"Victorine has its own feral brilliance ... Hutchins can write with perverse and often disquieting power." - The London Review of Books
Victorine is a sly, shocking, one-of-a-kind novel that explores sex and society with wayward and unabashedly weird inspiration, a drive-by snapshot of the great abject American family in its suburban haunts by a literary maverick whose work looks forward to - and sometimes outstrips - David Lynch's Blue Velvet and the contemporary paintings of Lisa Yuskavage and John Currin.
The eponymous Victorine is thirteen, and she can't get the unwanted surprise of her newly sexual body, in all its polymorphous and perverse insistence, out of her mind: it is a trap lying in wait for her at every turn (and nowhere, for some reason, more than in church). Meanwhile, Victorine's older brother Costello is struggling to hold his own against the overbearing, mean-spirited, utterly ghastly Hector L'Hommedieu, a paterfamilias who collects and discards mistresses with scheming abandon even as Allison, his wife, drifts through life in a narcotic daze.
Profoundly human and recognizable - yet discomforting, chilling and disturbing.
"The writing here is brilliant, glittering and exciting ... scented decadence and surrealistic bizarrerie reveal a special talent and a very special taste ... precious and perverse" - Kirkus
"Maude Hutchins, an all but forgotten American writer, brings an extraordinary clarity to her descriptions. Her prose is sparse and vivid. She writes as if her nerve endings are in her pen. Colours, tastes, smells, sounds, touches pour onto the page." - The Irish Times
'Maude Hutchins has a forcefully genuine talent... She is among the most imaginatively creative women writing in English.' - The New York Times
'Victorine established [Hutchins] reputation as a richly ironical imagist' - Time Magazine
About the author
Maude Phelps McVeigh Hutchins is considered one of the foremost practitioners of nouveau roman in the English language. Hutchins is best known today for her sexual coming-of-age novel Victorine.

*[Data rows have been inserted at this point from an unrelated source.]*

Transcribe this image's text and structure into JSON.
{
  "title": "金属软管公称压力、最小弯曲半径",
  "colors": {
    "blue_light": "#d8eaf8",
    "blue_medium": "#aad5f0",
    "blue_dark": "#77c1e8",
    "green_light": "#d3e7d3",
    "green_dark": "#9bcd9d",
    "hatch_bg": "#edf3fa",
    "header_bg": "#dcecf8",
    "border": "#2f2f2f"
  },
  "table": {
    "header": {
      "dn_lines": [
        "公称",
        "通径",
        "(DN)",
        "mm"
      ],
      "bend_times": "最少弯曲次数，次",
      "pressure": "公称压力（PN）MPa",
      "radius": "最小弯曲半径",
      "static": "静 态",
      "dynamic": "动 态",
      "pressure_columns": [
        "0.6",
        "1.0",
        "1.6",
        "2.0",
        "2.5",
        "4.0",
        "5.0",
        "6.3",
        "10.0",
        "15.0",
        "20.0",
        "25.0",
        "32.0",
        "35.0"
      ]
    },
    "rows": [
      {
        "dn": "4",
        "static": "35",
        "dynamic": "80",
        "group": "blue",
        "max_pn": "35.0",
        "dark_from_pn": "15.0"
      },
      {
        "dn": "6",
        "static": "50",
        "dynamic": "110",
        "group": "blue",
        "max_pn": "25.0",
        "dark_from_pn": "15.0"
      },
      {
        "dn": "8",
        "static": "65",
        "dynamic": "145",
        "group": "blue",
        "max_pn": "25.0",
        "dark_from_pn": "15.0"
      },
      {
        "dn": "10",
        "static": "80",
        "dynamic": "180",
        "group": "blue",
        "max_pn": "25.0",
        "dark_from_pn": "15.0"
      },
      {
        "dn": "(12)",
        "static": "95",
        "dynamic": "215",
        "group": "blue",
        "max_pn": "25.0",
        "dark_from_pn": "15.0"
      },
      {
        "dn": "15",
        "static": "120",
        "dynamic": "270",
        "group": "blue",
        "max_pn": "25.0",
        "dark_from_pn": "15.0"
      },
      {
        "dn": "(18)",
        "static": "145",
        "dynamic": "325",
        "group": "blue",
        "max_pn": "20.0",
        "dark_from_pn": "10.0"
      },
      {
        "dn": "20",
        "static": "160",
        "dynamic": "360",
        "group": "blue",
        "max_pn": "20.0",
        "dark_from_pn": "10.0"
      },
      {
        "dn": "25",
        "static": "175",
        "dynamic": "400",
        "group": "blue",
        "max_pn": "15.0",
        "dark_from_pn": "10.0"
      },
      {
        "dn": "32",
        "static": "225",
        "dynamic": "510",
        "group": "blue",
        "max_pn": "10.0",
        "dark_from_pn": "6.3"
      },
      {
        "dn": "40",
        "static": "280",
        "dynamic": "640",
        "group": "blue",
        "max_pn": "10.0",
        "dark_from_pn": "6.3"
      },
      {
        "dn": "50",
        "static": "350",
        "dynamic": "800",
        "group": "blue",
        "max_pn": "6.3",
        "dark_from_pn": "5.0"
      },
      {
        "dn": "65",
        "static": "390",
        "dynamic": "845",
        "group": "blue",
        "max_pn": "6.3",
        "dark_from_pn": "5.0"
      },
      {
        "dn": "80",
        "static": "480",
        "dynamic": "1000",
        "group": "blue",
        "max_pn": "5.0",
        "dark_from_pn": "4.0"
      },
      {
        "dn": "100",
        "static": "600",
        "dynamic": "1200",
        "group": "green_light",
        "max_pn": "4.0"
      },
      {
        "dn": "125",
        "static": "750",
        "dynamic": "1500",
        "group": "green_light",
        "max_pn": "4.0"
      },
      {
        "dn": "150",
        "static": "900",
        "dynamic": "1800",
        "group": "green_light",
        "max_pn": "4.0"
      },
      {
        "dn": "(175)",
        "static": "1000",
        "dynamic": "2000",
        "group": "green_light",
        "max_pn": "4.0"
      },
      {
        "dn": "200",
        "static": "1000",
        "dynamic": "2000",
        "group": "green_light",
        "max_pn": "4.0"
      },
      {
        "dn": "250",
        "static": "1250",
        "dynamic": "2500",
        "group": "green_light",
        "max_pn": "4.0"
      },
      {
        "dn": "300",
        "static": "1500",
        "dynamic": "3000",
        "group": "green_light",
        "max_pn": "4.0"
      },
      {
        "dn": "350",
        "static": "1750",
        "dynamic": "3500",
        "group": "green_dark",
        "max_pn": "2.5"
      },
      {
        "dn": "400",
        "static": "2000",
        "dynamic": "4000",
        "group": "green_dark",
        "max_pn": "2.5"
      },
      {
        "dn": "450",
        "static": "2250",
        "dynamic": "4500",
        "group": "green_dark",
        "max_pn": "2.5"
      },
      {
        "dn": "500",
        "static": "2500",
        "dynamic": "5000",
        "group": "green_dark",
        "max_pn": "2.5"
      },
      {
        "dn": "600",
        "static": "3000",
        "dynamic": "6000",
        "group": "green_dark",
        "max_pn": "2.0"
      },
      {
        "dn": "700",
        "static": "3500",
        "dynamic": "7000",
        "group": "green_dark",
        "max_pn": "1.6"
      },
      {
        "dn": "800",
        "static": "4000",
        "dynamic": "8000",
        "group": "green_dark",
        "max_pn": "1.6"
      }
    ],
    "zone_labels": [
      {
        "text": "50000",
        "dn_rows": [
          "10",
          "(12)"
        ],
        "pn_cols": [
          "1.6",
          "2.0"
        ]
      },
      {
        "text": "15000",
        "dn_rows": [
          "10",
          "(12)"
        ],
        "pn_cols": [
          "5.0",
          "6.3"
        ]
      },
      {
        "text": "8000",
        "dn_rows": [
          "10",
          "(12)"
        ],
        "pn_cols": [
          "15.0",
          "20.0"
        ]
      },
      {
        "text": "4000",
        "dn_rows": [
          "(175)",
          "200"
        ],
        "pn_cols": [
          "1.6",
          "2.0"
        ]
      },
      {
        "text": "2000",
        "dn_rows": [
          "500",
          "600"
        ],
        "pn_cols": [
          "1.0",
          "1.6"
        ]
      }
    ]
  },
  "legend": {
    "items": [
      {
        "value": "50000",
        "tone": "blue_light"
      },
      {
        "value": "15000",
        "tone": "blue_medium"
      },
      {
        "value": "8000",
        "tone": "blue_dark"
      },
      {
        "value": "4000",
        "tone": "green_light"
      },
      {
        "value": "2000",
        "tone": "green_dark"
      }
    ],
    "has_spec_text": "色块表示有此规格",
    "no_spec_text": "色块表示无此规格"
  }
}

Hutchins published several experimental poems and plays in the 1930s and 1940s - including Diagrammatics (1932) with Mortimer Adler, professor of philosophy at the University of Chicago. Hutchins first novel, Georgiana, appeared in 1948, the year of her divorce, and was quickly followed by A Diary of Love (1950), Love Is a Pie (1952), My Hero (1953), The Memoirs of Maisie (1955), Victorine (1959), Honey on the Moon (1964), Blood on the Doves (1965) and The Unbelievers Downstairs (1967). She published stories and poems in the New Yorker, Poetry, Kenyon Review, Harper's Bazaar and other popular magazines, and later collected some of her short fiction in The Elevator (1962).
As a trained and popular artist, Hutchins had many gallery shows, including several at the Albert Roullier Galleries in Chicago, the Art Institute of Chicago, the Wilderstein and America Fine Arts society galleries in New York, the Brooklyn Museum, the Grand Central Art Galleries, the St. Louis Museum, the San Francisco Museum of Art, the Toledo Museum of Art, the New Haven Paint and Clay club, and others. She also was picked, along with two others, to represent Illinois at the third annual National Exhibition of American Art. In addition to this honor, some of her work was exhibited at a show of modern art at the 1933 Chicago World's Fair.
Maude Phelps McVeigh Hutchins died on March 28, 1991 in Fairfield, Connecticut.